Die SPD-Bundestagsabgeordnete Ulrike Bahr erklärt, die Vorgabe eines viergleisigen Ausbaus stamme noch vom CSU-Verkehrsminister Scheuer, der von deutlich höheren Zugzahlen ausgegangen sei. Scheuer habe versäumt, die Vorgabe an die Entwicklung anzupassen. Der SPDLandtagsabgeordnete Harald Güller schlägt vor, zu prüfen, ob ein drittes
Gleis im Bestandsraum der heutigen Strecke möglich wäre. Das sei gerade im Bereich Neusäß und Bärenkeller wichtig. Nach dem Bahnhof Westheim müsse ein dreigleisiger Ausbau geprüft werden.

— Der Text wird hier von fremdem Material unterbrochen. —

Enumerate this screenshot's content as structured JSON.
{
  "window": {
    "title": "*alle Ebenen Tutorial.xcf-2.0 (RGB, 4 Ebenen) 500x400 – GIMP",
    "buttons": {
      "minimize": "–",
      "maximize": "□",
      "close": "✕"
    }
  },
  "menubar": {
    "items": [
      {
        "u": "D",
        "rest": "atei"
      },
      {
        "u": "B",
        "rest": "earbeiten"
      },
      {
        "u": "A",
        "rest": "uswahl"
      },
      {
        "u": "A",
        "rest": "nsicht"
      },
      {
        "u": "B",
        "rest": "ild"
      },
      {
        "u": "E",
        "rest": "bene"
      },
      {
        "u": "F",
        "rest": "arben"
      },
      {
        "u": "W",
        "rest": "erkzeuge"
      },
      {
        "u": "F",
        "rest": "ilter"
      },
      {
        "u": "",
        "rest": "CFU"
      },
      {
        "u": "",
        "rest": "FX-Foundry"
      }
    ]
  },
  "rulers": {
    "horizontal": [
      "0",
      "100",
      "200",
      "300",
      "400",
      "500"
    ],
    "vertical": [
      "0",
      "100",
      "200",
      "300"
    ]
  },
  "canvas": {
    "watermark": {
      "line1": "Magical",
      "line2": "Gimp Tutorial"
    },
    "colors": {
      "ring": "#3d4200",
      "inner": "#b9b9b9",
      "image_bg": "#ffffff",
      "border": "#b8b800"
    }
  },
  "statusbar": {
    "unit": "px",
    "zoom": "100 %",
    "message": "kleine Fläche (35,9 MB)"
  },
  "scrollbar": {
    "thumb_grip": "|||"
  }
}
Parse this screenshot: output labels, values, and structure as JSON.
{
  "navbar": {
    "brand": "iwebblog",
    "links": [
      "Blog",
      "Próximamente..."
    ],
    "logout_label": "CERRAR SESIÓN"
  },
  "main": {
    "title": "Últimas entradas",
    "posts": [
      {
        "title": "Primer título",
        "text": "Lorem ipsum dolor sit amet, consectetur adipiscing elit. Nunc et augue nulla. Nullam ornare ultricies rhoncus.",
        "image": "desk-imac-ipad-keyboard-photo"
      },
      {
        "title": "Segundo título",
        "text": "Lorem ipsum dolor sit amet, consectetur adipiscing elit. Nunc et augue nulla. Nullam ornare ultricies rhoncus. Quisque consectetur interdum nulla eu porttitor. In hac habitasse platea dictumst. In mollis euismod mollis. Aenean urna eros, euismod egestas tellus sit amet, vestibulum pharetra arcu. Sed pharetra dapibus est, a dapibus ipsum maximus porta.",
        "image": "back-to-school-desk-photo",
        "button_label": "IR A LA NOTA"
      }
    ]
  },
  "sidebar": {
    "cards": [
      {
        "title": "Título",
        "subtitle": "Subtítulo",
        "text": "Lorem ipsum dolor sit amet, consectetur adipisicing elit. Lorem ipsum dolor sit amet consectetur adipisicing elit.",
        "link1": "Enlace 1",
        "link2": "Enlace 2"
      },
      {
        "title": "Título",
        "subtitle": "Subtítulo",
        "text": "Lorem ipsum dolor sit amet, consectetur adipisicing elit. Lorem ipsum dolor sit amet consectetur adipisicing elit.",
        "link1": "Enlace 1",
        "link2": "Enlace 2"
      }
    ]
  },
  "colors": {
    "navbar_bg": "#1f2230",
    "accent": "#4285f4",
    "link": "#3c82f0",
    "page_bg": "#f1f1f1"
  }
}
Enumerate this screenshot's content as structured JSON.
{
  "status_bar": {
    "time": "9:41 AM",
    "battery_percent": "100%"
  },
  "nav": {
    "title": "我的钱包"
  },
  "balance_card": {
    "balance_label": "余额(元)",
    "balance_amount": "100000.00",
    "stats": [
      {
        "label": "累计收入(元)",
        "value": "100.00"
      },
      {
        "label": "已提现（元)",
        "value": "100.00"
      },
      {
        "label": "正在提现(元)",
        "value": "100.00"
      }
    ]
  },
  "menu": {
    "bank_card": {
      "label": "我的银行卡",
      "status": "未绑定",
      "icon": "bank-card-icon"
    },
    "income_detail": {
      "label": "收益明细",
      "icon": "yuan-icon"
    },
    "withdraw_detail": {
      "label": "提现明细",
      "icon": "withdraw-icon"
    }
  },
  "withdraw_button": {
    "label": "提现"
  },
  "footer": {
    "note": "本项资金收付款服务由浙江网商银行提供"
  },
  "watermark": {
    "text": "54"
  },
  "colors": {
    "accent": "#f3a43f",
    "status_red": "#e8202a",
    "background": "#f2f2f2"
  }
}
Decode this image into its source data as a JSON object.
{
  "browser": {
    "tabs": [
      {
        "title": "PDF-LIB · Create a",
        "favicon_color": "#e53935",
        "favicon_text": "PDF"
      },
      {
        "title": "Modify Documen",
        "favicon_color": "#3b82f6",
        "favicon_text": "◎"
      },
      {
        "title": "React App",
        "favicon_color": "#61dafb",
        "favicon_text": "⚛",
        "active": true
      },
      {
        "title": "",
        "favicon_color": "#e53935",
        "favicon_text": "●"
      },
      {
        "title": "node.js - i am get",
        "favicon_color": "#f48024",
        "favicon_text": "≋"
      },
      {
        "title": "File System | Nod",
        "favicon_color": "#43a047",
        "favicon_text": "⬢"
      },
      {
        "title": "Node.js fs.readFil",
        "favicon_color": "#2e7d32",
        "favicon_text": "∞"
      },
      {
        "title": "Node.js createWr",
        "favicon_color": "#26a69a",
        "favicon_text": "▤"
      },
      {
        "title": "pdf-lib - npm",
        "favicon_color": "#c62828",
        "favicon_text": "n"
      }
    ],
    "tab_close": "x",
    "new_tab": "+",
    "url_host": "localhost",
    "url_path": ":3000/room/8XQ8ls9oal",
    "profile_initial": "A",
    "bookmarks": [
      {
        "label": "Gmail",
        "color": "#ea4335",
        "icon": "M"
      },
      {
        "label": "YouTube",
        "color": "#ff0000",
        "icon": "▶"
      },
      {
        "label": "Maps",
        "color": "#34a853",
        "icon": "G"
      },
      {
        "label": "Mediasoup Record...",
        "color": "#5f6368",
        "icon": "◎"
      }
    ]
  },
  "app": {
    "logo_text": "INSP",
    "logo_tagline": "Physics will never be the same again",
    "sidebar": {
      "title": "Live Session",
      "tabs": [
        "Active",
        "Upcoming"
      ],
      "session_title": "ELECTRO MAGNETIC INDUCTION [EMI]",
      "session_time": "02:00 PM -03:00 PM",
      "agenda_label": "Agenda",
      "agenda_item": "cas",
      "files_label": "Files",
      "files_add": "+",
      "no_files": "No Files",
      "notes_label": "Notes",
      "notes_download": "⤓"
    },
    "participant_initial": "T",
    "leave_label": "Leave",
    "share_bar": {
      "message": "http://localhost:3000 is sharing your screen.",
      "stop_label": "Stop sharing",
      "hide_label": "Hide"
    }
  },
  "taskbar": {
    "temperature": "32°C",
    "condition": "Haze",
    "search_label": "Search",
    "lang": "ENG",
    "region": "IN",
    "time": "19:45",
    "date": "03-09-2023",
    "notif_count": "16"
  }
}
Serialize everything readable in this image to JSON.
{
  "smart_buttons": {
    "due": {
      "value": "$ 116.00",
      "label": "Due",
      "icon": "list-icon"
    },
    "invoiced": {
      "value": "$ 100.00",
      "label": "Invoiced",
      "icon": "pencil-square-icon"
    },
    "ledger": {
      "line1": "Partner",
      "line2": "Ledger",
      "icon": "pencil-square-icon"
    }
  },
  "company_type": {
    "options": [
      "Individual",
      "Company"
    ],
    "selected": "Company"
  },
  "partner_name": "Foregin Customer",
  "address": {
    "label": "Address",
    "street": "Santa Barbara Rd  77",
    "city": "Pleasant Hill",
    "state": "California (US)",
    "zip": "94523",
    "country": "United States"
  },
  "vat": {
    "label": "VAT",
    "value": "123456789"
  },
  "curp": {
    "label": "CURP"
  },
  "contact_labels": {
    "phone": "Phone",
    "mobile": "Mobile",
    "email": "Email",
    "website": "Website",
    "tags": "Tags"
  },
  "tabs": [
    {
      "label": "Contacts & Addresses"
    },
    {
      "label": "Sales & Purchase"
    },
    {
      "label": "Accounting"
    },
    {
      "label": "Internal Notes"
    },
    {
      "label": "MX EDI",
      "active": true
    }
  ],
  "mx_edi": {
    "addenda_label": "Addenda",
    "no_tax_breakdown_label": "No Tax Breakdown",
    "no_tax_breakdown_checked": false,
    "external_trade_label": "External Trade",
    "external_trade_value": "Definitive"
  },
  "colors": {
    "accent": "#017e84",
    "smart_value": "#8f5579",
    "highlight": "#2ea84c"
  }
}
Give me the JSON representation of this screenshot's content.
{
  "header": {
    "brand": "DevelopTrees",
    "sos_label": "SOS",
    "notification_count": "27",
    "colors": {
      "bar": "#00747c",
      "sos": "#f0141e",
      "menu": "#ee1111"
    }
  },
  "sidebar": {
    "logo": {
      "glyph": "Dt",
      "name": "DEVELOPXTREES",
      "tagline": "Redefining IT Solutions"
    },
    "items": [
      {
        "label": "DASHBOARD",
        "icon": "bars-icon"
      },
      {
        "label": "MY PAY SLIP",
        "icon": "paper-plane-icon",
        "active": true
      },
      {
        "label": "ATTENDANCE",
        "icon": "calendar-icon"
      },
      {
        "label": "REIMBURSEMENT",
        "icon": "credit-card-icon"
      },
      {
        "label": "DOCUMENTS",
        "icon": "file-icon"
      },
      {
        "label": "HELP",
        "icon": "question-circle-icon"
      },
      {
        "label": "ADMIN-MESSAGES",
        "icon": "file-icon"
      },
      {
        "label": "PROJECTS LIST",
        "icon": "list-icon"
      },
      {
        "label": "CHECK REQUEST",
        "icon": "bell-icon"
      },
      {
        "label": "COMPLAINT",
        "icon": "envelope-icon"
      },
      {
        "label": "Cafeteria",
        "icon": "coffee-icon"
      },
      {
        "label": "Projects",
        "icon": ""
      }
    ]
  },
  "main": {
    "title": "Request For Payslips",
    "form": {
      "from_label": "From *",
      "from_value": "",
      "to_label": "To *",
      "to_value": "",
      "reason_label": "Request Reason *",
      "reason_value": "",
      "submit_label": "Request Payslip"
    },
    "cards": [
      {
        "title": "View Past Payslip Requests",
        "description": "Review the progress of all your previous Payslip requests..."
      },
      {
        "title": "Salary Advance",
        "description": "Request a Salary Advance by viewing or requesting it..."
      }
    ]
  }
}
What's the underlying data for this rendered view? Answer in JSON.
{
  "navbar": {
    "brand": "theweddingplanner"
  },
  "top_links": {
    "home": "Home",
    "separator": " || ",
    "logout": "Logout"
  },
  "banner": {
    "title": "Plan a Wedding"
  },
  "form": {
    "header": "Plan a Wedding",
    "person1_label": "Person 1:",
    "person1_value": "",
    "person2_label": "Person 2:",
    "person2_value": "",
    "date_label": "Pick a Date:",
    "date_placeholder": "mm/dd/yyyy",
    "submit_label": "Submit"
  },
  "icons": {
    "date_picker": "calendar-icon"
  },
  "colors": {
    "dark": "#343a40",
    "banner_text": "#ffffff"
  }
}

Kritik kam aus den Reihen der Grünen. Deren Kreissprecher Felix Senner vermutete, Durz wolle mit seinen Aussagen von den unterschiedlichen Positionen innerhalb der CSU ablenken und den schwarzen Peter Richtung Bahn und Berlin schieben. Die CSU hat im Landkreis bereits eine Steuerungsgruppe gegründet, um beim Bahnausbau eine einheitliche Linie zu verfolgen. Doch CSU-Bürgermeister in Kommunen, die Nachteile durch den Bahnausbau befürchten, bewerten die Entwicklung anders als etwa die Oberbürgermeisterin von Augsburg Eva Weber, die an einer guten Anbindung der Stadt an den Fernverkehr interessiert ist. Vom CSULandrat Martin Sailer gab es in dieser Woche keine Stellungnahme zu einem möglichen dreigleisigen Ausbau. Ganz gleich, für welche Art des Bahnausbaus sich der Bundestag Anfang 2024 entscheidet, Neusäß wird davon besonders betroffen sein. Der Heimatstadt von Durz drohen eine jahrelange Großbaustelle und der Abriss einiger Gebäude. So zumindest hat der Leiter des Bahnprojekts, Markus Baumann, vor einiger Zeit den viergleisigen Ausbau der Bestandsstrecke beschrieben. Die Bahn hält an den bekannten Vorgaben fest. Hier heißt es, dass der Deutschlandtakt zuletzt 2021 aktualisiert worden sei.
Der letzte Gutachterentwurf regele die Vorgaben, die für das Projektteam bindend sind. Um alles umzusetzen, wird die komplette Strecke von Ulm nach Augsburg viergleisig gebaut. 114 Fernverkehrszüge pro Tag sind aktuell vorgesehen. Das sind weniger als zwischenzeitlich geplant, aber mehr als die 98 Fernzüge, die im ursprünglichen Bundesverkehrswegeplan 2030 standen.